Uncle Vitya, tell us a few words about yourself.
To be honest, I still don’t know who my father is. Since my birth, I had been living in the cupboard under the stairs at my uncle’s, I had a scar on my forehead, then I was admitted into some college where I killed some dude with no nose. And if you believed all that, then I really wonder who YOUR father is, if he brought up such an idiot.
Do people recognize you in the streets and ask you for an autograph?
No, people don’t actually recognize me in the streets, since TNT4 TV channel does not broadcast in Monaco. By the way, these two facts have nothing to do with each other.
What did you do before you appeared on TV?
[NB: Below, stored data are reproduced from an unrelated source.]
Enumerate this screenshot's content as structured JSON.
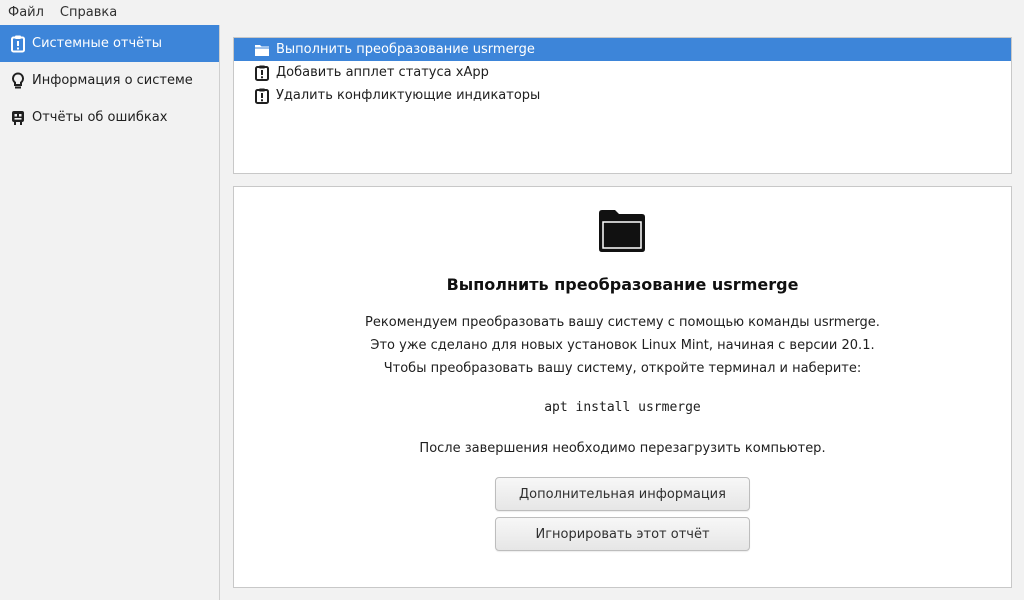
{
  "menu": {
    "file": "Файл",
    "help": "Справка"
  },
  "sidebar": {
    "items": [
      {
        "label": "Системные отчёты",
        "icon": "clipboard-alert-icon",
        "active": true
      },
      {
        "label": "Информация о системе",
        "icon": "lightbulb-icon",
        "active": false
      },
      {
        "label": "Отчёты об ошибках",
        "icon": "bug-report-icon",
        "active": false
      }
    ]
  },
  "reports": {
    "items": [
      {
        "label": "Выполнить преобразование usrmerge",
        "icon": "folder-icon",
        "selected": true
      },
      {
        "label": "Добавить апплет статуса xApp",
        "icon": "clipboard-alert-icon",
        "selected": false
      },
      {
        "label": "Удалить конфликтующие индикаторы",
        "icon": "clipboard-alert-icon",
        "selected": false
      }
    ]
  },
  "detail": {
    "icon": "folder-icon",
    "title": "Выполнить преобразование usrmerge",
    "lines": [
      "Рекомендуем преобразовать вашу систему с помощью команды usrmerge.",
      "Это уже сделано для новых установок Linux Mint, начиная с версии 20.1.",
      "Чтобы преобразовать вашу систему, откройте терминал и наберите:"
    ],
    "command": "apt install usrmerge",
    "footer": "После завершения необходимо перезагрузить компьютер.",
    "more_info_button": "Дополнительная информация",
    "ignore_button": "Игнорировать этот отчёт"
  },
  "colors": {
    "accent": "#3d85d9",
    "background": "#f2f2f2",
    "panel": "#ffffff"
  }
}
I’ve been working for television for so long that my previous occupation was a medieval astrologer.
Have you driven any of CASH OR CRASH guests to tears?
Yes, Maxim Galkin was weeping and begging me to take his episode off air. But we ended up not broadcasting it anyway. Apparently, he did the same thing when he begged Alla Pugacheva to marry him, and she did.
If a celebrity refuses to come to your show, what repercussions do they face?
My guests appear on the show of their own free will. In fact, no one has refused yet, that’s why the relatives of my previous guests still have all their fingers intact.
Who is the best comedian on today’s television?
What a silly question! It’s like asking the Russian president who the best president is. By the way, the answer to both questions is Uncle Vitya.